When something unexpected happens while driving, like a stray dog darting onto the road, people utilise common sense and reasoning to deal with it. There may be routes impassable or difficult to travel on during a flood or on a ghat road.

All of these potential edge scenarios are not covered in driving school. Instead, we forecast events and act using everyday common sense reasoning. When a ball rolls onto the sidewalk, we know to watch out for kids pursuing it. When we notice the car in front of us swerving, we adjust our driving style because we assume the driver may be inebriated or texting.

Moreover, computer vision systems are prone to errors because they can be tricked in ways that people cannot, which is another problem for ADSs. Some American researchers demonstrated how; for instance, small adjustments to a speed limit sign could trick a machine learning system into believing it reads 85 kmph rather than 35 kmph. Similar to this, some hackers created a fake lane using brightly colored stickers to deceive Tesla's autopilot into changing lanes. Both times, these modifications deceived automobiles but not people.

Unfortunately, no one knows how to build commonsense and reasoning into cars, or into computers in general. In lieu of commonsense reasoning capabilities, ADS developers must anticipate and code every possible situation.
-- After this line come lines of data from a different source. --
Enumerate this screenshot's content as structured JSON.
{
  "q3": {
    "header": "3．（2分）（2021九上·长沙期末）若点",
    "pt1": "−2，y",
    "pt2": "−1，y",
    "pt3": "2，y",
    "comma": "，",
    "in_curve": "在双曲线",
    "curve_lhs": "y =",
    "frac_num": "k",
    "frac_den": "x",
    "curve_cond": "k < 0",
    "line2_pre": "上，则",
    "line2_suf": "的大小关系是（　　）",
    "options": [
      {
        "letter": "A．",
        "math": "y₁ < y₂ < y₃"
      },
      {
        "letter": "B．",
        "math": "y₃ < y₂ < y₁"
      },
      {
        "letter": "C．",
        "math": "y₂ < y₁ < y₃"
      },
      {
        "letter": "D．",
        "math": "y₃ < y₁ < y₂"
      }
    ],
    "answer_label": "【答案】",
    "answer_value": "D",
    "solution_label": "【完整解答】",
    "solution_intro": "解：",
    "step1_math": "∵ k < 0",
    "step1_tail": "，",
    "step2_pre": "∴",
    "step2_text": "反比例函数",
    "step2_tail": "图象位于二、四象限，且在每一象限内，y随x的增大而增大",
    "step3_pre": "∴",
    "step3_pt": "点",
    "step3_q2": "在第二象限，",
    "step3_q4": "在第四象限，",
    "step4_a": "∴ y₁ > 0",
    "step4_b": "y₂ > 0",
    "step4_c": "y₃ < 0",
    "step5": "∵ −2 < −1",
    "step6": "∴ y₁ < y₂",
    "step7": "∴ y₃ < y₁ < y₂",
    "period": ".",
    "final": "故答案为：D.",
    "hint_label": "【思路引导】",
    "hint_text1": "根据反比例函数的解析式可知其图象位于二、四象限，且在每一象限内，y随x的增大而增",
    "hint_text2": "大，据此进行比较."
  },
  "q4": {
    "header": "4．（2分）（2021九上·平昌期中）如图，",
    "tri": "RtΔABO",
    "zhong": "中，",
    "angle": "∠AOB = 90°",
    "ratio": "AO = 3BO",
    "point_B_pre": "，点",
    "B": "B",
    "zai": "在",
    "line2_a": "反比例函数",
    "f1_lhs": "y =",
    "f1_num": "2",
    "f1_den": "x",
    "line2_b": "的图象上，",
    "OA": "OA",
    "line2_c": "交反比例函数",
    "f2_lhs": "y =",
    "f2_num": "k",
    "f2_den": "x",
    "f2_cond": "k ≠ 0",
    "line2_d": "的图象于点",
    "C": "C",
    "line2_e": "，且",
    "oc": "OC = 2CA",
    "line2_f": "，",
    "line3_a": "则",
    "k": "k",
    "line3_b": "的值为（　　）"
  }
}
There are millions, maybe billions of these edge cases. Everyone has at least one unusual driving story. There are 1.4 billion drivers in the world. If there are 1.4 billion of these edge cases, how can they possibly all be identified much less coded?

Split-second decisions, rapidly changing weather conditions, being able to look into another driver’s eyes at a crossroads – these are real-life conditions best left for an engaged driver. Technology can undoubtedly be enormously helpful; in some instances, some of the new automotive assist technologies can be lifesaving when properly used. But driving is complicated; roads, lanes, and conditions vary, and the same actions aren’t always the best under all circumstances.

And if ADSs cannot perform commonsense reasoning to handle all these edge cases, are they really safer than human drivers? This is a question that does not possibly seem to have an answer in the near future.